Modeling with LEGO bricks is a very powerful approach to develop aligned answers for tough and abstract questions in a highly diverse group of people. We use LEGO a lot to visualise a "Picture of the Future" of a company. The reasons are simple:

  • Using LEGO bricks allows us to visuals even abstract or intangible aspects of an organisation (e.g. culture, leadership style, quality of teamwork, social and environmental impact).

  • LEGO models can be a easily modified and almost refined in real-time in a workshop scenario. This is important when a group of managers create a shared understanding about their visions.

  • Building LEGO models doesn't require any special training. Fiddling with bricks is what many of us know from their childhood.

  • Building LEGO models doesn't need special infrastructure or premises. It just works in any kind of office space. You just need a BIG table.

Please check out this article for further information.

6. Next Step: Definition of Playgrounds

Now it is time to define your strategy as your way to realise your "Picture of the Future". One of the next steps in this context is to use this picture as a reference point to derive so called "playgrounds" and to create and prioritise ideas as well as upcoming innovation projects in a portfolio matrix (x: distance to success, y: strategic fit). A "Picture of the Future" can spark ideas with setting out the strategic ambition and tapping in the creativity of all people in the company. These ideas and projects are then supposed to be executed in a Business Design manner to build the future incrementally.

Innovation Playgrounds

Playgrounds are framed spaces in which you aim to innovate. They are always derived from the "Picture of the Future" and can be defined around new technologies, trends, new customers or even new skills of your organisation. Examples are:

  • "New products for young families following circular economy principles"

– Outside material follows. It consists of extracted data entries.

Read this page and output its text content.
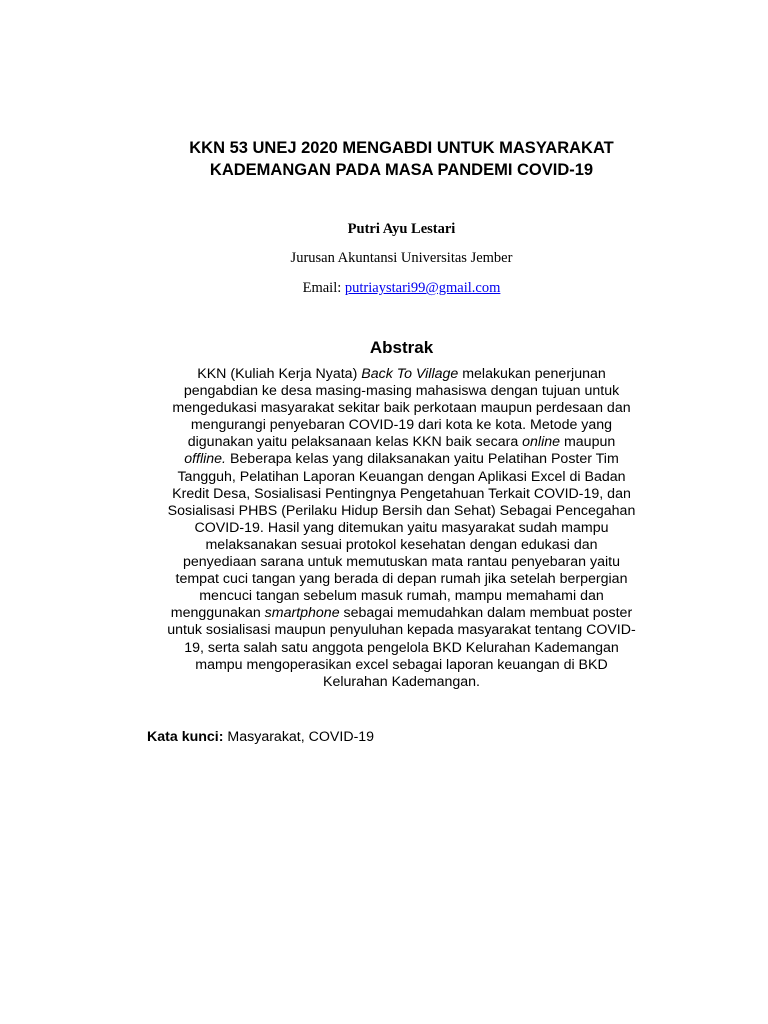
KKN 53 UNEJ 2020 MENGABDI UNTUK MASYARAKAT
KADEMANGAN PADA MASA PANDEMI COVID-19
Putri Ayu Lestari
Jurusan Akuntansi Universitas Jember
Email: putriaystari99@gmail.com
Abstrak
KKN (Kuliah Kerja Nyata) Back To Village melakukan penerjunan
pengabdian ke desa masing-masing mahasiswa dengan tujuan untuk
mengedukasi masyarakat sekitar baik perkotaan maupun perdesaan dan
mengurangi penyebaran COVID-19 dari kota ke kota. Metode yang
digunakan yaitu pelaksanaan kelas KKN baik secara online maupun
offline. Beberapa kelas yang dilaksanakan yaitu Pelatihan Poster Tim
Tangguh, Pelatihan Laporan Keuangan dengan Aplikasi Excel di Badan
Kredit Desa, Sosialisasi Pentingnya Pengetahuan Terkait COVID-19, dan
Sosialisasi PHBS (Perilaku Hidup Bersih dan Sehat) Sebagai Pencegahan
COVID-19. Hasil yang ditemukan yaitu masyarakat sudah mampu
melaksanakan sesuai protokol kesehatan dengan edukasi dan
penyediaan sarana untuk memutuskan mata rantau penyebaran yaitu
tempat cuci tangan yang berada di depan rumah jika setelah berpergian
mencuci tangan sebelum masuk rumah, mampu memahami dan
menggunakan smartphone sebagai memudahkan dalam membuat poster
untuk sosialisasi maupun penyuluhan kepada masyarakat tentang COVID-
19, serta salah satu anggota pengelola BKD Kelurahan Kademangan
mampu mengoperasikan excel sebagai laporan keuangan di BKD
Kelurahan Kademangan.
Kata kunci: Masyarakat, COVID-19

  • "New platform-based solutions around democratising our data for the greater public good"

  • "Technologies that might help us design more sustainable products and save energy, waste and water in our production process”

And finally, the loop is closed to ideation, our Business Design sprints and the preparation needed to kick-off real-life projects.

1 "Sustainability" is one of these modern buzz words that requires a more precise definition: For us, "sustainability" means the operational approach of a business to meet its goals without impeding future generations to meet their needs and desires. "ESG" (= Environmental, Social, and Governance), in contrast, represents a framework to assess sustainability initiatives using metrics and benchmarks.